Est-il vraiment nécessaire de promouvoir la personnalité d'un chef dont on sait très bien que les méthodes ne sont pas correctes ? C'est aussi le 45e anniversaire des Arts Florissants ; ne pouvait-on pas vendre des places de concert sans insister sur le nom d'une personne dont on sait qu'elle abuse de son pouvoir ? Étant-on obligé de le présenter comme un généreux « stimulateur de la jeunesse » ? D'afficher son portrait géant, doux et aimant sur des disques ? C'est récompenser la méchanceté (dans le meilleur des cas) et surtout lui donner davantage d'influence, empêcher ceux qui souffrent de ses agissements de parler. Parce qu'il devient une icône, un objet saint.
Ce faisant, Mesdames les salles, non seulement vous fermez les yeux sur les abus qui ont lieu, je suppose, dans vos murs (j'imagine qu'il ne se comporte pas différemment lorsqu'il est en répétition à la Philharmonie…), mais de surcroît vous contribuez à renforcer la possibilité de ces abus et l'impossibilité pour les victimes de se défendre. Alors que vous savez.

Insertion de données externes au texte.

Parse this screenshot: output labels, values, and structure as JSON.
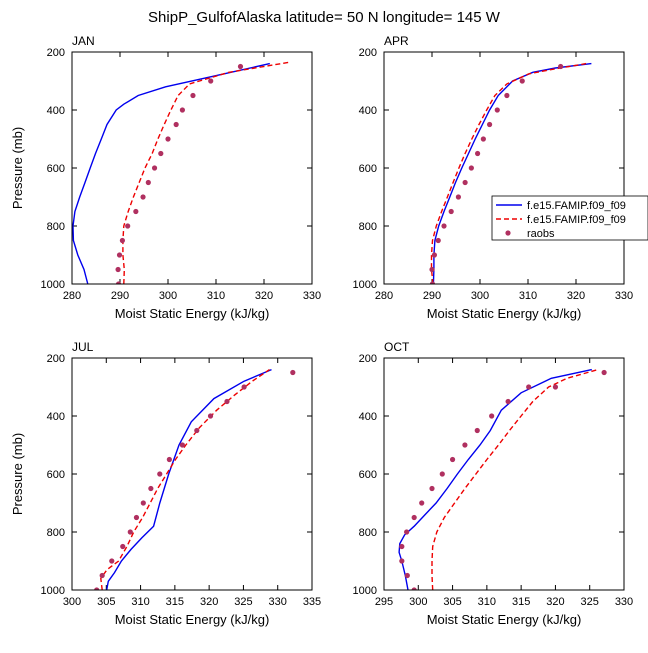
{
  "title": "ShipP_GulfofAlaska  latitude= 50 N longitude= 145 W",
  "colors": {
    "model1": "#0000ee",
    "model2": "#ee0000",
    "raobs": "#b03060"
  },
  "legend": {
    "entries": [
      "f.e15.FAMIP.f09_f09",
      "f.e15.FAMIP.f09_f09",
      "raobs"
    ],
    "placement": "right of APR panel"
  },
  "chart_data": [
    {
      "type": "line",
      "panel": "JAN",
      "xlabel": "Moist Static Energy (kJ/kg)",
      "ylabel": "Pressure (mb)",
      "xlim": [
        280,
        330
      ],
      "ylim": [
        1000,
        200
      ],
      "xticks": [
        280,
        290,
        300,
        310,
        320,
        330
      ],
      "yticks": [
        200,
        400,
        600,
        800,
        1000
      ],
      "series": [
        {
          "name": "f.e15.FAMIP.f09_f09",
          "style": "solid",
          "color": "#0000ee",
          "points": [
            [
              283.3,
              1000
            ],
            [
              282.5,
              950
            ],
            [
              281.2,
              900
            ],
            [
              280.3,
              850
            ],
            [
              280.2,
              800
            ],
            [
              280.6,
              750
            ],
            [
              281.6,
              700
            ],
            [
              282.7,
              650
            ],
            [
              283.8,
              600
            ],
            [
              284.9,
              550
            ],
            [
              286.1,
              500
            ],
            [
              287.3,
              450
            ],
            [
              289.2,
              400
            ],
            [
              290.8,
              380
            ],
            [
              293.8,
              350
            ],
            [
              299.5,
              320
            ],
            [
              311.7,
              275
            ],
            [
              321.2,
              240
            ]
          ]
        },
        {
          "name": "f.e15.FAMIP.f09_f09",
          "style": "dashed",
          "color": "#ee0000",
          "points": [
            [
              290.8,
              1000
            ],
            [
              290.9,
              950
            ],
            [
              290.6,
              900
            ],
            [
              290.6,
              850
            ],
            [
              290.8,
              800
            ],
            [
              291.7,
              750
            ],
            [
              292.8,
              700
            ],
            [
              294.0,
              650
            ],
            [
              295.2,
              600
            ],
            [
              296.7,
              550
            ],
            [
              297.9,
              500
            ],
            [
              299.2,
              450
            ],
            [
              300.6,
              400
            ],
            [
              302.1,
              350
            ],
            [
              304.5,
              310
            ],
            [
              312.7,
              270
            ],
            [
              325.5,
              235
            ]
          ]
        },
        {
          "name": "raobs",
          "style": "markers",
          "color": "#b03060",
          "points": [
            [
              289.7,
              1000
            ],
            [
              289.6,
              950
            ],
            [
              289.9,
              900
            ],
            [
              290.5,
              850
            ],
            [
              291.6,
              800
            ],
            [
              293.3,
              750
            ],
            [
              294.8,
              700
            ],
            [
              295.9,
              650
            ],
            [
              297.2,
              600
            ],
            [
              298.5,
              550
            ],
            [
              300.0,
              500
            ],
            [
              301.7,
              450
            ],
            [
              303.0,
              400
            ],
            [
              305.2,
              350
            ],
            [
              308.9,
              300
            ],
            [
              315.1,
              250
            ]
          ]
        }
      ]
    },
    {
      "type": "line",
      "panel": "APR",
      "xlabel": "Moist Static Energy (kJ/kg)",
      "ylabel": "",
      "xlim": [
        280,
        330
      ],
      "ylim": [
        1000,
        200
      ],
      "xticks": [
        280,
        290,
        300,
        310,
        320,
        330
      ],
      "yticks": [
        200,
        400,
        600,
        800,
        1000
      ],
      "series": [
        {
          "name": "f.e15.FAMIP.f09_f09",
          "style": "solid",
          "color": "#0000ee",
          "points": [
            [
              290.3,
              1000
            ],
            [
              290.4,
              950
            ],
            [
              290.4,
              900
            ],
            [
              290.6,
              850
            ],
            [
              291.4,
              800
            ],
            [
              292.5,
              750
            ],
            [
              293.7,
              700
            ],
            [
              294.9,
              650
            ],
            [
              296.2,
              600
            ],
            [
              297.6,
              550
            ],
            [
              299.0,
              500
            ],
            [
              300.5,
              450
            ],
            [
              302.0,
              400
            ],
            [
              303.8,
              350
            ],
            [
              306.8,
              300
            ],
            [
              311.0,
              270
            ],
            [
              315.7,
              255
            ],
            [
              323.2,
              240
            ]
          ]
        },
        {
          "name": "f.e15.FAMIP.f09_f09",
          "style": "dashed",
          "color": "#ee0000",
          "points": [
            [
              290.2,
              1000
            ],
            [
              289.9,
              950
            ],
            [
              289.9,
              900
            ],
            [
              290.1,
              850
            ],
            [
              290.9,
              800
            ],
            [
              292.0,
              750
            ],
            [
              293.2,
              700
            ],
            [
              294.4,
              650
            ],
            [
              295.6,
              600
            ],
            [
              296.9,
              550
            ],
            [
              298.3,
              500
            ],
            [
              299.8,
              450
            ],
            [
              301.4,
              400
            ],
            [
              303.1,
              350
            ],
            [
              305.6,
              310
            ],
            [
              310.2,
              275
            ],
            [
              315.0,
              260
            ],
            [
              322.1,
              240
            ]
          ]
        },
        {
          "name": "raobs",
          "style": "markers",
          "color": "#b03060",
          "points": [
            [
              290.1,
              1000
            ],
            [
              290.0,
              950
            ],
            [
              290.5,
              900
            ],
            [
              291.3,
              850
            ],
            [
              292.5,
              800
            ],
            [
              294.0,
              750
            ],
            [
              295.5,
              700
            ],
            [
              296.9,
              650
            ],
            [
              298.2,
              600
            ],
            [
              299.5,
              550
            ],
            [
              300.7,
              500
            ],
            [
              302.0,
              450
            ],
            [
              303.6,
              400
            ],
            [
              305.6,
              350
            ],
            [
              308.8,
              300
            ],
            [
              316.8,
              250
            ]
          ]
        }
      ]
    },
    {
      "type": "line",
      "panel": "JUL",
      "xlabel": "Moist Static Energy (kJ/kg)",
      "ylabel": "Pressure (mb)",
      "xlim": [
        300,
        335
      ],
      "ylim": [
        1000,
        200
      ],
      "xticks": [
        300,
        305,
        310,
        315,
        320,
        325,
        330,
        335
      ],
      "yticks": [
        200,
        400,
        600,
        800,
        1000
      ],
      "series": [
        {
          "name": "f.e15.FAMIP.f09_f09",
          "style": "solid",
          "color": "#0000ee",
          "points": [
            [
              304.9,
              1020
            ],
            [
              305.3,
              970
            ],
            [
              306.2,
              940
            ],
            [
              307.2,
              900
            ],
            [
              308.6,
              860
            ],
            [
              310.2,
              820
            ],
            [
              311.9,
              780
            ],
            [
              312.8,
              700
            ],
            [
              314.1,
              600
            ],
            [
              315.6,
              500
            ],
            [
              317.4,
              420
            ],
            [
              320.7,
              340
            ],
            [
              325.1,
              280
            ],
            [
              329.1,
              240
            ]
          ]
        },
        {
          "name": "f.e15.FAMIP.f09_f09",
          "style": "dashed",
          "color": "#ee0000",
          "points": [
            [
              304.4,
              1000
            ],
            [
              304.2,
              960
            ],
            [
              305.1,
              930
            ],
            [
              306.8,
              900
            ],
            [
              308.0,
              850
            ],
            [
              309.0,
              800
            ],
            [
              310.3,
              750
            ],
            [
              311.4,
              700
            ],
            [
              312.5,
              650
            ],
            [
              313.8,
              600
            ],
            [
              315.1,
              550
            ],
            [
              316.6,
              500
            ],
            [
              318.6,
              440
            ],
            [
              321.1,
              380
            ],
            [
              323.6,
              330
            ],
            [
              326.3,
              280
            ],
            [
              328.8,
              240
            ]
          ]
        },
        {
          "name": "raobs",
          "style": "markers",
          "color": "#b03060",
          "points": [
            [
              303.6,
              1000
            ],
            [
              304.4,
              950
            ],
            [
              305.8,
              900
            ],
            [
              307.4,
              850
            ],
            [
              308.5,
              800
            ],
            [
              309.4,
              750
            ],
            [
              310.4,
              700
            ],
            [
              311.5,
              650
            ],
            [
              312.8,
              600
            ],
            [
              314.2,
              550
            ],
            [
              316.1,
              500
            ],
            [
              318.2,
              450
            ],
            [
              320.2,
              400
            ],
            [
              322.6,
              350
            ],
            [
              325.1,
              300
            ],
            [
              332.2,
              250
            ]
          ]
        }
      ]
    },
    {
      "type": "line",
      "panel": "OCT",
      "xlabel": "Moist Static Energy (kJ/kg)",
      "ylabel": "",
      "xlim": [
        295,
        330
      ],
      "ylim": [
        1000,
        200
      ],
      "xticks": [
        295,
        300,
        305,
        310,
        315,
        320,
        325,
        330
      ],
      "yticks": [
        200,
        400,
        600,
        800,
        1000
      ],
      "series": [
        {
          "name": "f.e15.FAMIP.f09_f09",
          "style": "solid",
          "color": "#0000ee",
          "points": [
            [
              298.5,
              1000
            ],
            [
              298.1,
              950
            ],
            [
              297.6,
              900
            ],
            [
              297.2,
              870
            ],
            [
              297.3,
              840
            ],
            [
              298.0,
              810
            ],
            [
              299.4,
              780
            ],
            [
              301.0,
              740
            ],
            [
              302.6,
              700
            ],
            [
              304.2,
              650
            ],
            [
              305.7,
              600
            ],
            [
              307.3,
              550
            ],
            [
              309.0,
              500
            ],
            [
              310.5,
              450
            ],
            [
              312.1,
              380
            ],
            [
              315.0,
              320
            ],
            [
              319.4,
              270
            ],
            [
              325.3,
              240
            ]
          ]
        },
        {
          "name": "f.e15.FAMIP.f09_f09",
          "style": "dashed",
          "color": "#ee0000",
          "points": [
            [
              302.1,
              1000
            ],
            [
              302.0,
              950
            ],
            [
              302.0,
              900
            ],
            [
              302.1,
              850
            ],
            [
              302.7,
              800
            ],
            [
              303.8,
              750
            ],
            [
              305.3,
              700
            ],
            [
              306.8,
              650
            ],
            [
              308.4,
              600
            ],
            [
              310.0,
              550
            ],
            [
              311.7,
              500
            ],
            [
              313.3,
              450
            ],
            [
              315.0,
              400
            ],
            [
              316.7,
              350
            ],
            [
              319.0,
              300
            ],
            [
              321.7,
              270
            ],
            [
              326.2,
              240
            ]
          ]
        },
        {
          "name": "raobs",
          "style": "markers",
          "color": "#b03060",
          "points": [
            [
              299.4,
              1000
            ],
            [
              298.4,
              950
            ],
            [
              297.6,
              900
            ],
            [
              297.6,
              850
            ],
            [
              298.3,
              800
            ],
            [
              299.4,
              750
            ],
            [
              300.5,
              700
            ],
            [
              302.0,
              650
            ],
            [
              303.5,
              600
            ],
            [
              305.0,
              550
            ],
            [
              306.8,
              500
            ],
            [
              308.6,
              450
            ],
            [
              310.7,
              400
            ],
            [
              313.1,
              350
            ],
            [
              316.1,
              300
            ],
            [
              320.0,
              300
            ],
            [
              327.1,
              250
            ]
          ]
        }
      ]
    }
  ]
}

Le pire dans tout cela, parce qu'on connaît un peu la communication des salles, c'est que je devine que ce choix n'est pas une prise de position pour la présomption d'innocence étendue hors des tribunaux ou la primauté de l'Art, seule valeur d'importance en ce bas-monde – je sais cela dit que ces visions seront défendue par une partie des mélomanes. Non, cette communication, c'est le choix de la flemme. Mettre le nom d'une vedette, ça fait vendre tout de suite des billets, hop, salle pleine, on peut s'occuper des autres concerts, et ça fait du bien aux finances.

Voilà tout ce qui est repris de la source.